66 abonnés 41 critiques Suivre son activité

4,5
Publiée le 18 juin 2017
J'ai découvert "WÙLU" cet après-midi à Rennes et j'ai adoré !

En filmant les livraisons en camion, en bus et en avion, et le lien entre les trafiquants de drogue et AQMI, le réalisateur de "WÙLU" Daouda Coulibaly montre brillamment et fatalement comment le trafic de drogue a contribué au coup d'État au Mali ; ou comment l'ascension, aussi excitante que violente et effrayante, d'un jeune livreur malien dans le trafic de drogue participe au développement du trafic de l'« or blanc » à l'échelle mondiale, et comment ce dernier perturbe la géo-politique nationale et internationale, et ce grâce à la bande originale (composée par Éric Neveux), au casting, à la photographie et aux scènes d'action ( spoiler: j'ai été impressionné par la fusillade plus vraie que nature vécue de l'intérieur d'un 4x4
) magnifiques.

"WÙLU" est incontestablement mon nouveau coup de cœur de 2017.
Claudine G
Claudine G

229 abonnés 518 critiques Suivre son activité

2,0
Publiée le 18 juin 2017
Ladji perdant son emploi se raccroche à un marché qui fait partie du quotidien à Bamako, celui de la drogue. Après des scènes particulièrement violentes dans le désert où il perd un de ses associés, il récidive quand même avec des moyens plus élaborés, à tel point qu'il arrive avec sa soeur à avoir un certain train de vie, belle maison avec piscine...mais apparemment cela ne fait pas son bonheur et malgré tout, lorsqu'il avait son emploi de chauffeur de bus, il était plus heureux, moins riche certes, comme quoi l'argent ne peut tout acheter et que bien souvent vivre dans le passé arrive à des extrêmes. Bien interprété, il y a quand même des longueurs et l'on n'est guère convaincu au final.
Yves G.

1 845 abonnés 4 020 critiques Suivre son activité

3,0
Publiée le 17 juin 2017
Savez-vous ce qu’est un coxeur ? C’est la profession qu’exerce Ladji dans la capitale malienne. Debout sur le marchepied d’un minibus, il harangue les clients, encaisse le prix de leur trajet, guide le chauffeur en fonction des arrêts demandés.
Mais soyez rassurés, "Wùlu" n’est pas un film sur la sociologie des transports à Bamako. C’est plutôt l’histoire d’un Scarface malien qui gravit les échelles de la pègre.

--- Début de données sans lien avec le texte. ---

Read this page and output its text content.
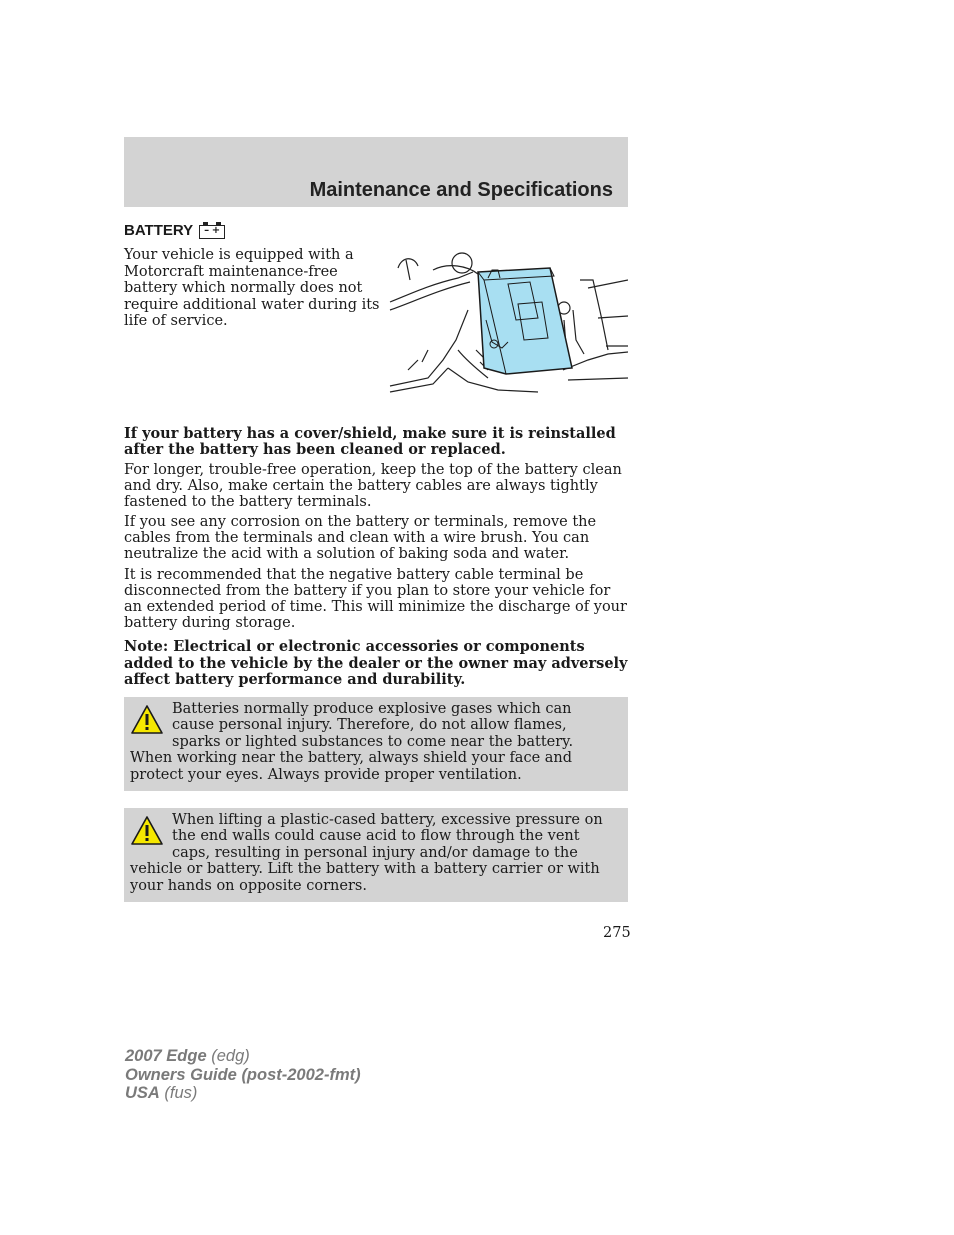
Maintenance and Specifications
BATTERY – +
Your vehicle is equipped with a Motorcraft maintenance-free battery which normally does not require additional water during its life of service.

If your battery has a cover/shield, make sure it is reinstalled after the battery has been cleaned or replaced.

For longer, trouble-free operation, keep the top of the battery clean and dry. Also, make certain the battery cables are always tightly fastened to the battery terminals.

If you see any corrosion on the battery or terminals, remove the cables from the terminals and clean with a wire brush. You can neutralize the acid with a solution of baking soda and water.

It is recommended that the negative battery cable terminal be disconnected from the battery if you plan to store your vehicle for an extended period of time. This will minimize the discharge of your battery during storage.

Note: Electrical or electronic accessories or components added to the vehicle by the dealer or the owner may adversely affect battery performance and durability.

Batteries normally produce explosive gases which can cause personal injury. Therefore, do not allow flames, sparks or lighted substances to come near the battery. When working near the battery, always shield your face and protect your eyes. Always provide proper ventilation.
When lifting a plastic-cased battery, excessive pressure on the end walls could cause acid to flow through the vent caps, resulting in personal injury and/or damage to the vehicle or battery. Lift the battery with a battery carrier or with your hands on opposite corners.
275
2007 Edge (edg)
Owners Guide (post-2002-fmt)
USA (fus)
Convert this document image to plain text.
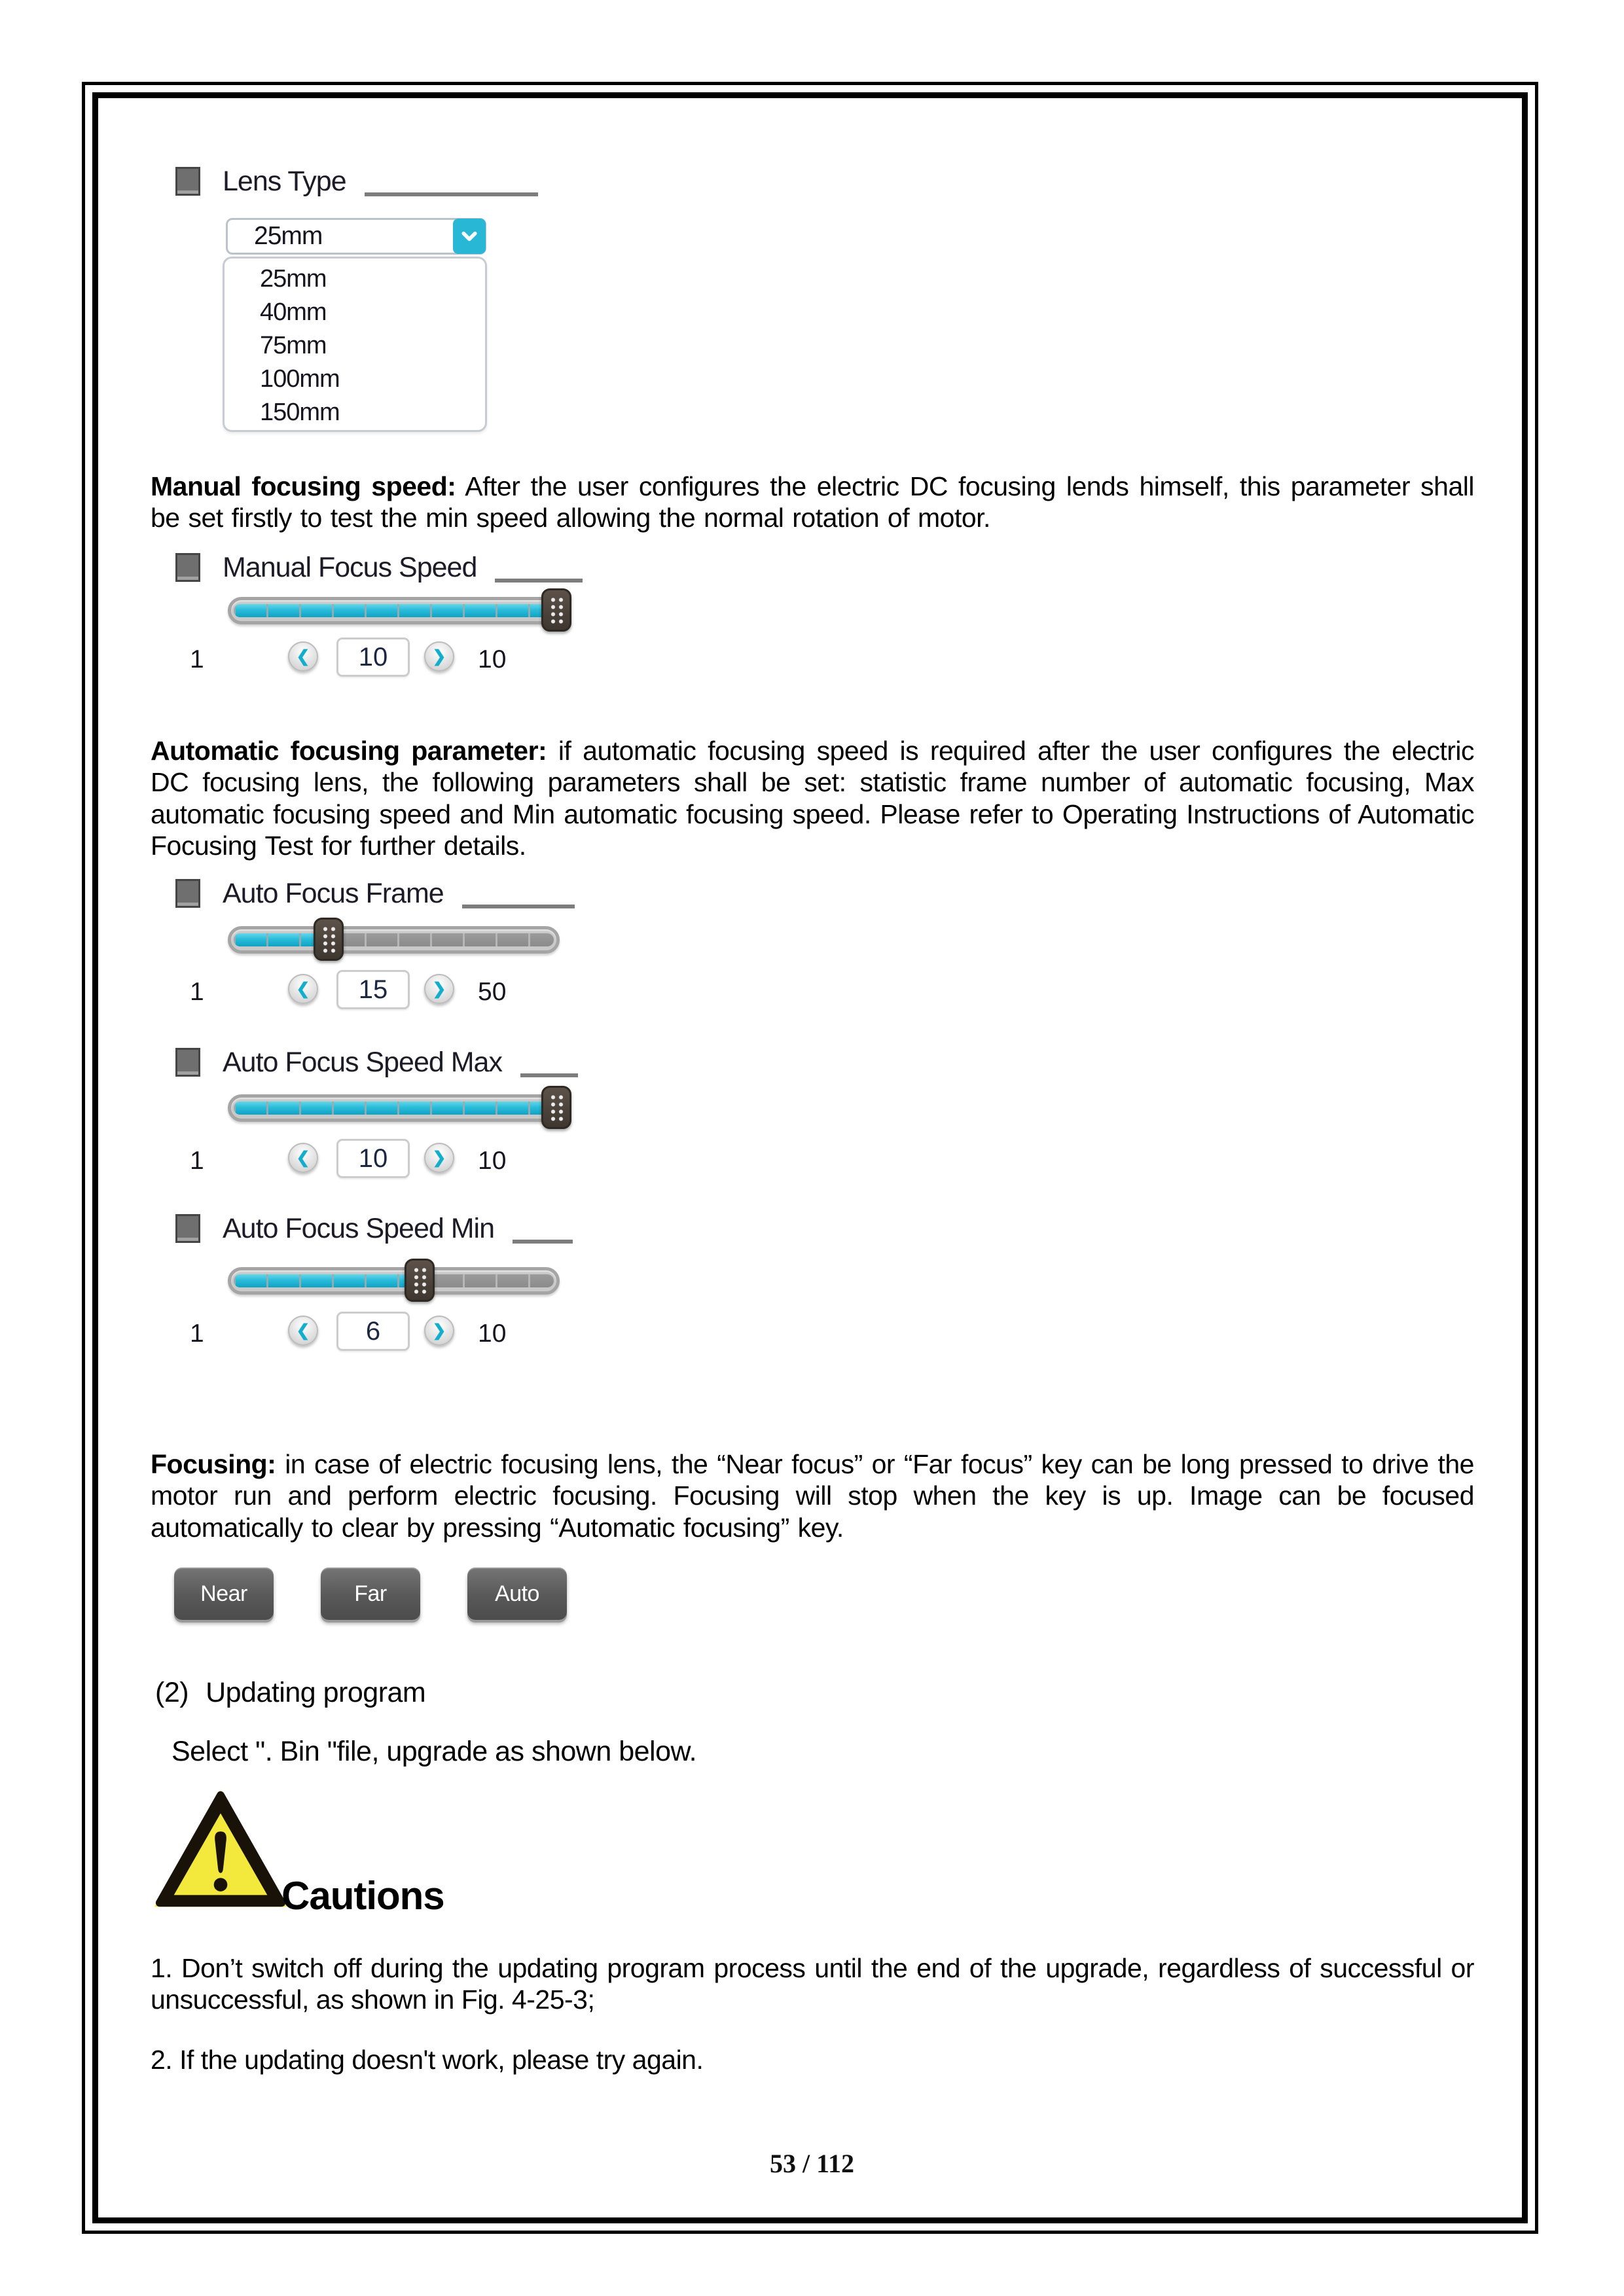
Lens Type
25mm
25mm
40mm
75mm
100mm
150mm

Manual focusing speed: After the user configures the electric DC focusing lends himself, this parameter shall be set firstly to test the min speed allowing the normal rotation of motor.

Manual Focus Speed
1	❮ 10	❯ 10

Automatic focusing parameter: if automatic focusing speed is required after the user configures the electric DC focusing lens, the following parameters shall be set: statistic frame number of automatic focusing, Max automatic focusing speed and Min automatic focusing speed. Please refer to Operating Instructions of Automatic Focusing Test for further details.

Auto Focus Frame
1	❮ 15	❯ 50
Auto Focus Speed Max
1	❮ 10	❯ 10
Auto Focus Speed Min
1	❮ 6	❯ 10

Focusing: in case of electric focusing lens, the “Near focus” or “Far focus” key can be long pressed to drive the motor run and perform electric focusing. Focusing will stop when the key is up. Image can be focused automatically to clear by pressing “Automatic focusing” key.

Near	Far	Auto
(2) Updating program
Select ". Bin "file, upgrade as shown below.
Cautions

1. Don’t switch off during the updating program process until the end of the upgrade, regardless of successful or unsuccessful, as shown in Fig. 4-25-3;

2. If the updating doesn't work, please try again.

53 / 112
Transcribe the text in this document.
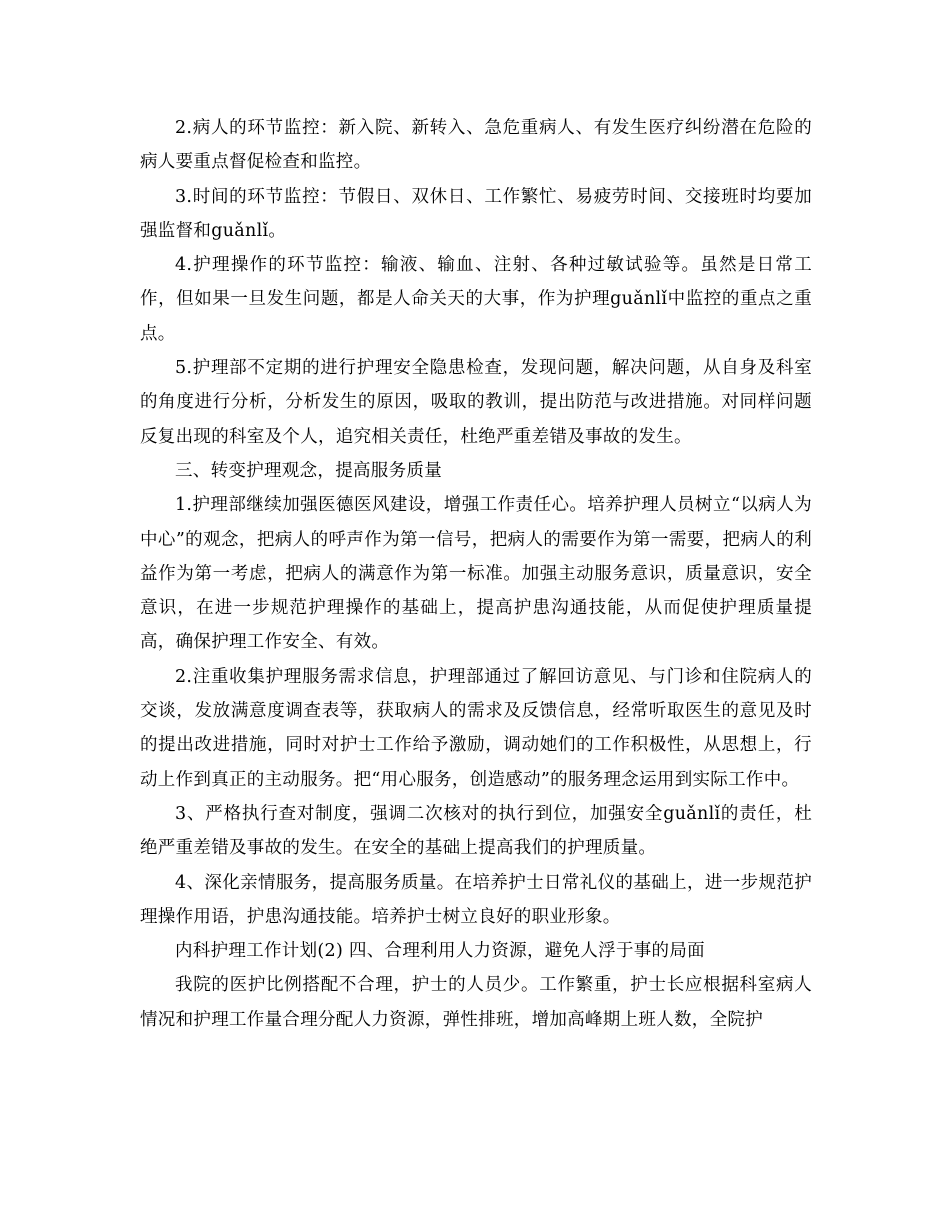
2.病人的环节监控：新入院、新转入、急危重病人、有发生医疗纠纷潜在危险的病人要重点督促检查和监控。

3.时间的环节监控：节假日、双休日、工作繁忙、易疲劳时间、交接班时均要加强监督和guǎnlǐ。

4.护理操作的环节监控：输液、输血、注射、各种过敏试验等。虽然是日常工作，但如果一旦发生问题，都是人命关天的大事，作为护理guǎnlǐ中监控的重点之重点。

5.护理部不定期的进行护理安全隐患检查，发现问题，解决问题，从自身及科室的角度进行分析，分析发生的原因，吸取的教训，提出防范与改进措施。对同样问题反复出现的科室及个人，追究相关责任，杜绝严重差错及事故的发生。

三、转变护理观念，提高服务质量

1.护理部继续加强医德医风建设，增强工作责任心。培养护理人员树立“以病人为中心”的观念，把病人的呼声作为第一信号，把病人的需要作为第一需要，把病人的利益作为第一考虑，把病人的满意作为第一标准。加强主动服务意识，质量意识，安全意识，在进一步规范护理操作的基础上，提高护患沟通技能，从而促使护理质量提高，确保护理工作安全、有效。

2.注重收集护理服务需求信息，护理部通过了解回访意见、与门诊和住院病人的交谈，发放满意度调查表等，获取病人的需求及反馈信息，经常听取医生的意见及时的提出改进措施，同时对护士工作给予激励，调动她们的工作积极性，从思想上，行动上作到真正的主动服务。把“用心服务，创造感动”的服务理念运用到实际工作中。

3、严格执行查对制度，强调二次核对的执行到位，加强安全guǎnlǐ的责任，杜绝严重差错及事故的发生。在安全的基础上提高我们的护理质量。

4、深化亲情服务，提高服务质量。在培养护士日常礼仪的基础上，进一步规范护理操作用语，护患沟通技能。培养护士树立良好的职业形象。

内科护理工作计划(2) 四、合理利用人力资源，避免人浮于事的局面

我院的医护比例搭配不合理，护士的人员少。工作繁重，护士长应根据科室病人情况和护理工作量合理分配人力资源，弹性排班，增加高峰期上班人数，全院护
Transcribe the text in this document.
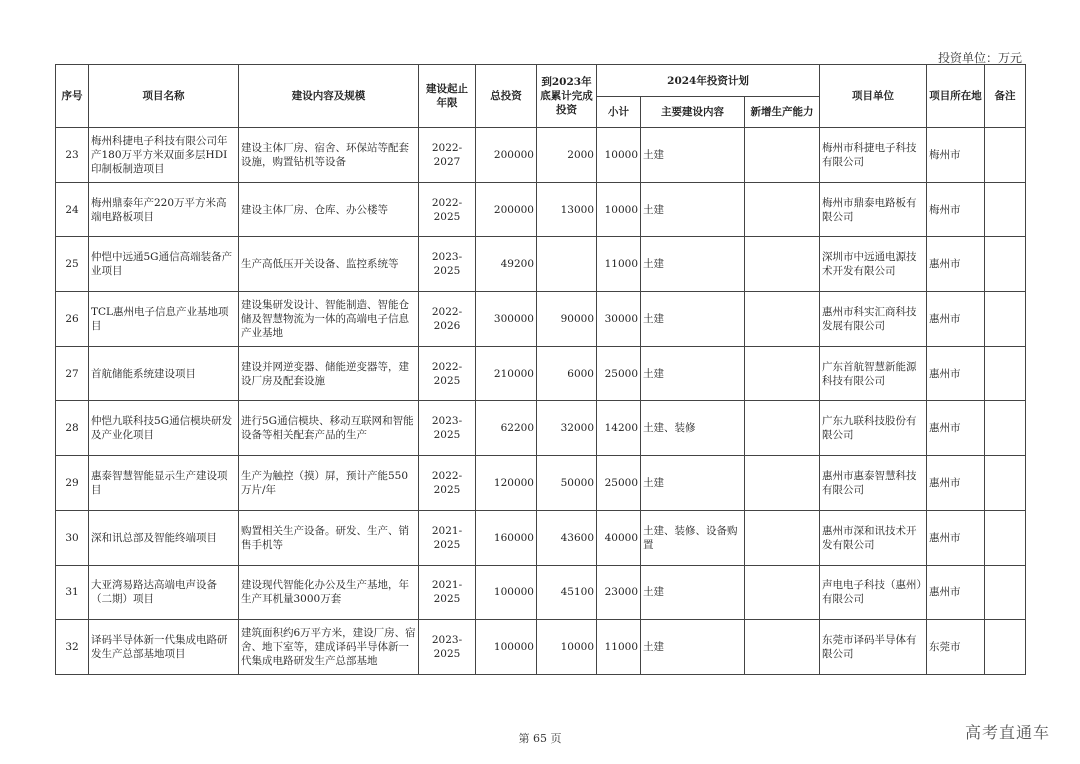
投资单位：万元
序号	项目名称	建设内容及规模	建设起止年限	总投资	到2023年底累计完成投资	2024年投资计划			项目单位	项目所在地	备注
						小计	主要建设内容	新增生产能力			
23	梅州科捷电子科技有限公司年产180万平方米双面多层HDI印制板制造项目	建设主体厂房、宿舍、环保站等配套设施，购置钻机等设备	2022-2027	200000	2000	10000	土建		梅州市科捷电子科技有限公司	梅州市	
24	梅州鼎泰年产220万平方米高端电路板项目	建设主体厂房、仓库、办公楼等	2022-2025	200000	13000	10000	土建		梅州市鼎泰电路板有限公司	梅州市	
25	仲恺中远通5G通信高端装备产业项目	生产高低压开关设备、监控系统等	2023-2025	49200		11000	土建		深圳市中远通电源技术开发有限公司	惠州市	
26	TCL惠州电子信息产业基地项目	建设集研发设计、智能制造、智能仓储及智慧物流为一体的高端电子信息产业基地	2022-2026	300000	90000	30000	土建		惠州市科实汇商科技发展有限公司	惠州市	
27	首航储能系统建设项目	建设并网逆变器、储能逆变器等，建设厂房及配套设施	2022-2025	210000	6000	25000	土建		广东首航智慧新能源科技有限公司	惠州市	
28	仲恺九联科技5G通信模块研发及产业化项目	进行5G通信模块、移动互联网和智能设备等相关配套产品的生产	2023-2025	62200	32000	14200	土建、装修		广东九联科技股份有限公司	惠州市	
29	惠泰智慧智能显示生产建设项目	生产为触控（摸）屏，预计产能550万片/年	2022-2025	120000	50000	25000	土建		惠州市惠泰智慧科技有限公司	惠州市	
30	深和讯总部及智能终端项目	购置相关生产设备。研发、生产、销售手机等	2021-2025	160000	43600	40000	土建、装修、设备购置		惠州市深和讯技术开发有限公司	惠州市	
31	大亚湾易路达高端电声设备（二期）项目	建设现代智能化办公及生产基地，年生产耳机量3000万套	2021-2025	100000	45100	23000	土建		声电电子科技（惠州）有限公司	惠州市	
32	译码半导体新一代集成电路研发生产总部基地项目	建筑面积约6万平方米，建设厂房、宿舍、地下室等，建成译码半导体新一代集成电路研发生产总部基地	2023-2025	100000	10000	11000	土建		东莞市译码半导体有限公司	东莞市	
第 65 页	高考直通车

On lui demande d’abord de faire de la contrebande à la frontière sénégalo-malienne. L’ingéniosité dont il fait preuve lors de sa première mission lui attire la confiance de ses commanditaires qui lui confient des missions plus difficiles en Guinée, puis dans le Nord du pays. Mais c’est lui qui, en cheville avec un trafiquant vénézuélien a l’idée de faire prendre à son business un toute autre envergure.

Le cinéma africain fait lentement son entrée dans le grand bain du cinéma mondial. Longtemps condamné à faire de la figuration dans les grands festivals, il en décroche désormais les premiers prix : "Un homme qui crie" (Prix du jury à Cannes en 2010), "Timbuktu" (César du meilleur film en 2015), "Félicité" (Grand prix du jury à Berlin en 2017). Pour autant, le cinéma africain reste un cinéma de niche, handicapé par la faiblesse de ses moyens. On attend toujours le premier blockbuster africain. "Wùlu" cherche à sortir de ce ghetto en investissant le champ du polar, un genre jusqu’alors étranger au continent.

Il n’y parvient qu’à moitié. Certes, la mise en scène est nerveuse. Certes, le destin de Ladji est attachant dont l’ascension se paie du prix de l’amour des siens (son meilleur ami, sa sœur…) Mais la direction des acteurs laisse à désirer. Autre défaut : le scénario embrasse trop de problématiques et les étreint mal : la criminalisation des sociétés africaines, condamnées, si elles veulent réussir, à sortir de la loi, la corruption des élites (l’histoire se déroule avant le coup d’État de janvier 2012 qui allait conduire à l’effondrement de l’État malien), la quête d’identité d’individus à cheval sur deux cultures…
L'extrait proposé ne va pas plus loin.